Sqreen also have a handy basic security checklist: http://cto-security-checklist.sqreen.io Specific to bug bounties they say "You need security aware people inside your development teams to evaluate any reports you receive."
[Edited to add following]
Another article http://searchsecurity.techtarget.com/opinion/Is-the-
bug-bounty-program-concept-flawed "There can be a lot of noise in these systems, and the quality isn’t always there, nor are the findings always significant."
And from the same article Google says "Approximately 90% of the submissions we receive through our vulnerability reporting form are ultimately deemed to have little or no practical significance to product security,"
The concerns I've had raised to me about the value of these programs in practice all assume you're already paying extra to triage.
>> The Script Editor app lets you create scripts that are run each time a customer adds items to their cart. Shopify Scripts can have many uses, from discounting products with specific tags to running promotions such as "buy 2, get 1 free". Shopify Scripts are written with a Ruby API that allows a great deal of control and flexibility.
The description on the bug bounty page says those 'Shopify Scripts' are executed in an MRuby environment, which they are trying to keep sandboxed.
This is probably wise; the track record of in-language sandboxing is pretty bad (see also: Java applets.)
"Multiple flaws were discovered in the Hotspot and Libraries components in OpenJDK. An untrusted Java application or applet could use these flaws to completely bypass Java sandbox restrictions. (CVE-2016-3606, CVE-2016-3587, CVE-2016-3598, CVE-2016-3610)"
"Two months after damaging data breach, Target stock has its best day in 5 years" http://blogs.marketwatch.com/behindthestorefront/2014/02/26/...
"Sad reality: It's cheaper to get hacked than build strong IT defenses"
"The Cost of Cyberattacks Is Less than You Might Think" https://www.schneier.com/blog/archives/2016/09/the_cost_of_c...
And my take on this topic
"Is it really cheaper to get hacked?"
Also monetizing security vulnerabilities by place bets on stock when disclosing has already happened http://www.careersinfosecurity.com/st-jude-medical-files-law... . It does carry the risk of a lawsuit however...
Kinda ironic that a site that is supposedly for hackers wants you to expose yourself to zillion browser vulnerabilities before you can see its content.
To go more tinfoil, a "trash" laptop on its own subnet.
If anyone wants to test this theory - setup 2 FB accounts, message an image one FB account to the other. Click on the image with the second account (to bring up the lightbox custom thingy they have). Drag that image into notepad (to get the URL)... then try and logout of both accounts, clear your cache, and you'll see the image is COMPLETELY public -> meaning no authentication is required.

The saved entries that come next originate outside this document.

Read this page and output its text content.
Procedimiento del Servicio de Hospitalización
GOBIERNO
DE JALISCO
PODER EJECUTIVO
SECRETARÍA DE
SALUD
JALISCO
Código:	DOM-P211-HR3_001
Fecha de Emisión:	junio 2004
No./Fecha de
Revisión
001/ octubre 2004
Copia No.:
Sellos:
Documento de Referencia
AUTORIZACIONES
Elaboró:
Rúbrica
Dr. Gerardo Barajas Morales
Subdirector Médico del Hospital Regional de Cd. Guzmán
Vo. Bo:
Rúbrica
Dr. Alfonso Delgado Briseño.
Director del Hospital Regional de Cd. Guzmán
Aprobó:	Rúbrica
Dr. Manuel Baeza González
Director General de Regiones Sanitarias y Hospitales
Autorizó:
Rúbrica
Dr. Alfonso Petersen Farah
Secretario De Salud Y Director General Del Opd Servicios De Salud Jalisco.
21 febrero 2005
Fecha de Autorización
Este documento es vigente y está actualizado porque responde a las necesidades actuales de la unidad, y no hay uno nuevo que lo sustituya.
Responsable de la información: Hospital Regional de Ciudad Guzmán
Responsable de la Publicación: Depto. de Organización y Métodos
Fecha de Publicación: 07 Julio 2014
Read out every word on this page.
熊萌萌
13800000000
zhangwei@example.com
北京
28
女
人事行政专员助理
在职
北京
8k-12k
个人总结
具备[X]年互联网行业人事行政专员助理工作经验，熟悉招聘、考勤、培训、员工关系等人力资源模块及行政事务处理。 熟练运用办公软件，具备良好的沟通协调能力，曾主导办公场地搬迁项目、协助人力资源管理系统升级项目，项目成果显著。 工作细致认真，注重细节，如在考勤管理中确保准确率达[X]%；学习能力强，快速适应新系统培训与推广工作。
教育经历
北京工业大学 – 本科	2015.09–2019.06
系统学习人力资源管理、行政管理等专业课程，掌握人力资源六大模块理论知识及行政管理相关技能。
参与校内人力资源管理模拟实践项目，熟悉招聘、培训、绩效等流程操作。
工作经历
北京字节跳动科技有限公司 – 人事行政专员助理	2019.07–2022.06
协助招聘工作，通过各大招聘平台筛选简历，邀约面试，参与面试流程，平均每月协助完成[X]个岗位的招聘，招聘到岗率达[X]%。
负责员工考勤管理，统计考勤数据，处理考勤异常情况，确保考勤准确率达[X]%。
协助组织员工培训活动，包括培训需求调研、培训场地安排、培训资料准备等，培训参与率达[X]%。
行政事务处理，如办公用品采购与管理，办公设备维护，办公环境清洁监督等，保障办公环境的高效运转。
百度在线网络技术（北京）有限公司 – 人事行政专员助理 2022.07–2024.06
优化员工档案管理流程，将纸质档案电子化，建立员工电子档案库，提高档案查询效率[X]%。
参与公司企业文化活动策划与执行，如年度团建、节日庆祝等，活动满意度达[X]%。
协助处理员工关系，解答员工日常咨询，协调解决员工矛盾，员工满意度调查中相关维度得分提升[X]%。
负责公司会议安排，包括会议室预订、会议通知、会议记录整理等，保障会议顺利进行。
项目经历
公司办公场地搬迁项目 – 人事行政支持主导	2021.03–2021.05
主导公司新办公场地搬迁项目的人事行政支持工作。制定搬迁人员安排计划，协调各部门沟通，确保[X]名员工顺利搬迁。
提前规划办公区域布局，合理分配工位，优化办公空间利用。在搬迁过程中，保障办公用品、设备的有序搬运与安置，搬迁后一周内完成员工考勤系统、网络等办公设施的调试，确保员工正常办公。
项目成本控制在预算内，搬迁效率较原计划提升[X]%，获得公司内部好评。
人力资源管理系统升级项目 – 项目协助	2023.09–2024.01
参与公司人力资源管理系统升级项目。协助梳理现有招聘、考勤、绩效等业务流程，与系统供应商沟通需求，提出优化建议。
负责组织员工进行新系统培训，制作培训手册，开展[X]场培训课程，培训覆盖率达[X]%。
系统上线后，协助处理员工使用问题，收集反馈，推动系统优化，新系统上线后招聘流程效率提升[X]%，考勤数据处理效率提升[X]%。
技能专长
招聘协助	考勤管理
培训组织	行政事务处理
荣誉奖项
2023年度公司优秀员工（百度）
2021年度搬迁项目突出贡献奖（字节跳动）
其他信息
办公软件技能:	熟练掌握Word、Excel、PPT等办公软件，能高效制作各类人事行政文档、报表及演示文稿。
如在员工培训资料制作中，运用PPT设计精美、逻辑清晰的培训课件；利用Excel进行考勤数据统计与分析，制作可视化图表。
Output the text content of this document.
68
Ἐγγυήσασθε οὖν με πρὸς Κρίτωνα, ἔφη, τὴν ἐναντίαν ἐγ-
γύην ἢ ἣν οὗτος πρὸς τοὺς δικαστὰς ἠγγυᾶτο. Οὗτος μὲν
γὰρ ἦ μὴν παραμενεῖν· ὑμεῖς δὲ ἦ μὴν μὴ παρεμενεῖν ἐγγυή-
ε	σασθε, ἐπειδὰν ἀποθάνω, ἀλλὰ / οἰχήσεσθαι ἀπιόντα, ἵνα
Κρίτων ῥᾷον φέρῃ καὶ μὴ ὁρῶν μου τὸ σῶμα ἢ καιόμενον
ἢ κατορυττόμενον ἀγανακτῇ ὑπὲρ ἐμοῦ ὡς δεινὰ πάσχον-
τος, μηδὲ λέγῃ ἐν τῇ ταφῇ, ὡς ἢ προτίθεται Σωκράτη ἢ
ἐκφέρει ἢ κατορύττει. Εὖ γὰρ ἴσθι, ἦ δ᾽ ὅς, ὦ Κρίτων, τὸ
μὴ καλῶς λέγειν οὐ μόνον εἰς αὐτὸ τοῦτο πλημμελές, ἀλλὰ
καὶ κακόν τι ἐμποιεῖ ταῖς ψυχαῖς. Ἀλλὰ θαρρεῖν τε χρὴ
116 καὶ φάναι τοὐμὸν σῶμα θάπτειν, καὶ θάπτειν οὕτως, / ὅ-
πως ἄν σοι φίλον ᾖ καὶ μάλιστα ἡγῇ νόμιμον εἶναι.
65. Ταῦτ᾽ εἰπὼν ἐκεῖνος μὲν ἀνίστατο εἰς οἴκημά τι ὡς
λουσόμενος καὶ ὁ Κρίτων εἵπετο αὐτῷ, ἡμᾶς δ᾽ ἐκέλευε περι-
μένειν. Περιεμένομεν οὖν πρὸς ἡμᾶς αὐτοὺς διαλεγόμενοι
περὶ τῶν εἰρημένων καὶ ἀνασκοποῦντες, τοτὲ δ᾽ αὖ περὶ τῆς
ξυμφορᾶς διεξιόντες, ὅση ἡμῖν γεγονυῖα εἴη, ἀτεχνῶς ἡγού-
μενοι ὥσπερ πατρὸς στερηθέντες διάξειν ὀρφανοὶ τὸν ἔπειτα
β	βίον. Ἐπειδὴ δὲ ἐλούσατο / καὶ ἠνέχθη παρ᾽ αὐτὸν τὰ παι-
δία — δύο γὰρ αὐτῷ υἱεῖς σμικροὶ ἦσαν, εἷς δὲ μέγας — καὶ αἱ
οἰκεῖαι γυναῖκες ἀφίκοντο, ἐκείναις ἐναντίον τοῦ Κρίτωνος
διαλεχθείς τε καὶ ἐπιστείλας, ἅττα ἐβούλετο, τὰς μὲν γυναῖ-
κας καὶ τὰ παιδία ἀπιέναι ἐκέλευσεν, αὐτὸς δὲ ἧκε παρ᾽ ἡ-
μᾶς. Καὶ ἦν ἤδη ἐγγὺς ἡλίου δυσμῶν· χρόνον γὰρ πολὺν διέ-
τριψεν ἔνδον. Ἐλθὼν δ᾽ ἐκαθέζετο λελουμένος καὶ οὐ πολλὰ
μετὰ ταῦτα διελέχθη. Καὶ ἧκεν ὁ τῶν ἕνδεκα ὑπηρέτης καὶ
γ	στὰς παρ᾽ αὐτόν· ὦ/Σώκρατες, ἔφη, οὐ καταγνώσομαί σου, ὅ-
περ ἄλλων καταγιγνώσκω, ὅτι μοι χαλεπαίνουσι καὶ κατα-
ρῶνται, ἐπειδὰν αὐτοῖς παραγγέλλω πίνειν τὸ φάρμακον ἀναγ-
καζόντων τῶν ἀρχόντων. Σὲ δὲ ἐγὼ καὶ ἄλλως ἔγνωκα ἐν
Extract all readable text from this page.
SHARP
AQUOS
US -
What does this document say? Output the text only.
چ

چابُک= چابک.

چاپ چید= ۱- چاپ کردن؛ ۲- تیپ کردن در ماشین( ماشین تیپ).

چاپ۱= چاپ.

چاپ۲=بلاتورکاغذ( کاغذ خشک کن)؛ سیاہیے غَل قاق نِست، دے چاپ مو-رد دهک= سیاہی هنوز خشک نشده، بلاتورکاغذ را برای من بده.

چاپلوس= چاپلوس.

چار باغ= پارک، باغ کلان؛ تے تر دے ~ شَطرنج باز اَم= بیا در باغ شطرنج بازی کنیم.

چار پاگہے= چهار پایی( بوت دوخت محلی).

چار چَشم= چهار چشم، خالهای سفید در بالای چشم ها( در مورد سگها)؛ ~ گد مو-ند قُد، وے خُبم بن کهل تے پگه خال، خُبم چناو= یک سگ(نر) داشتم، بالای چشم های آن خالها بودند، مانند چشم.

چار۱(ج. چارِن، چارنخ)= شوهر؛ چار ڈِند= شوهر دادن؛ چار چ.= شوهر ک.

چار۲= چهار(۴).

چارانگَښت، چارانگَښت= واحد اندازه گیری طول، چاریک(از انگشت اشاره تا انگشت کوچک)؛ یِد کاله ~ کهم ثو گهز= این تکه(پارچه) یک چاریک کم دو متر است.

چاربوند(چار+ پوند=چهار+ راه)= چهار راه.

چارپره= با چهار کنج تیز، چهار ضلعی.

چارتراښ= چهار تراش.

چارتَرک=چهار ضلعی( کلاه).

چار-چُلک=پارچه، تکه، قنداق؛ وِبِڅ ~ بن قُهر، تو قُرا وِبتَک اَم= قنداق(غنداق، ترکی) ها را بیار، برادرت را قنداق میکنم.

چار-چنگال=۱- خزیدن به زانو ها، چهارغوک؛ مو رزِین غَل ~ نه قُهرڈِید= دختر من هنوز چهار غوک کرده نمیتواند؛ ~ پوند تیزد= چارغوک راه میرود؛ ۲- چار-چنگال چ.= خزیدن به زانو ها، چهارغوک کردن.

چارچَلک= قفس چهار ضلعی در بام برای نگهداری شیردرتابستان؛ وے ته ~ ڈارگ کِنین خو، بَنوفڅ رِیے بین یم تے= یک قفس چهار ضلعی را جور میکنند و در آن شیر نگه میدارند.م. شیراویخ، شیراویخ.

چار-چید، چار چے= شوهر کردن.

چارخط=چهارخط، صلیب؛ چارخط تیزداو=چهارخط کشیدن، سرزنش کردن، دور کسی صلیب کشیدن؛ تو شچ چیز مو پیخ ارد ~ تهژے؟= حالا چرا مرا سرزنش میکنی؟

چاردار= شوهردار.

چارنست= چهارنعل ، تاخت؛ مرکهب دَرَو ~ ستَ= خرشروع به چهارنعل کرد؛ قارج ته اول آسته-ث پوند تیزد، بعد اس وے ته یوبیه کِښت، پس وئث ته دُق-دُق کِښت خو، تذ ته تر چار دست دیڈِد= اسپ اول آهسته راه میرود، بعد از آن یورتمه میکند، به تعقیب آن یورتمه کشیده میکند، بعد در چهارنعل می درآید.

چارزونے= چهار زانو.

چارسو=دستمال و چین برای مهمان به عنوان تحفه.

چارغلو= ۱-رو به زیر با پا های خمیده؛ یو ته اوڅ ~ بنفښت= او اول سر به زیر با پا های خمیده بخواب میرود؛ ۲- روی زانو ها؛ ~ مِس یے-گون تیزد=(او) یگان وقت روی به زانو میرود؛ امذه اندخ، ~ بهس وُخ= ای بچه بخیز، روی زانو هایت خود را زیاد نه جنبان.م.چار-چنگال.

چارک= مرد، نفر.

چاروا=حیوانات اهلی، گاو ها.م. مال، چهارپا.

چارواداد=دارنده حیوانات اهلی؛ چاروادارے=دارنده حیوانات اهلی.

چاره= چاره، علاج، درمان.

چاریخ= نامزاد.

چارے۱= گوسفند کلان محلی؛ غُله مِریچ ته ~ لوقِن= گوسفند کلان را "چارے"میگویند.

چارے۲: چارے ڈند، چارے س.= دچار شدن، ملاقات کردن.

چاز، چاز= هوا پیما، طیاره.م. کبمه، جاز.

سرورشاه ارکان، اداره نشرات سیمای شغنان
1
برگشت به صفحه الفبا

They refused to acknowledge this as a "security risk". I laughed, then was really pissed that a PRIVATE image shared between two parties can be viewed w/o authentication above it.
I'm not a member of the Facebook security team, but I work in the industry and your comment frustrates me. I can understand criticizing companies for poor security decisions if they are legitimately bad decisions, but I don't think that's the case here...
I just tested this between two Facebook accounts, and got a URL like this: https://scontent.fsnc1-1.fna.fbcdn.net/v/t35.0-12/12628848_1...
Let's imagine, for the sake of argument, that all those numbers in the URL are predictable and 100% the security relies on the "oh" and "oe" parameters. Taking a rather naive approach both of these appear to be exclusively hex strings. Therefor "oh" is 16 bytes and "oe" is 4 bytes making the total 8*(16+4) = 160 bits
In other words, assuming both parameters are truly random, an attacker would have to try (worst-case) this many combinations to view a victim's image:
Giving your users a ruby interpreter inside your infrastructure is a terrible idea. They're just one unreported bug away from disaster!
One could think of a few alternatives, all of them involving decoupling Shopify's servers from users' scripts.
It could be anything from Docker/k8s to AWS lambda to a custom DSL. I'm not saying any option is easy - proper solutions tend to require effort.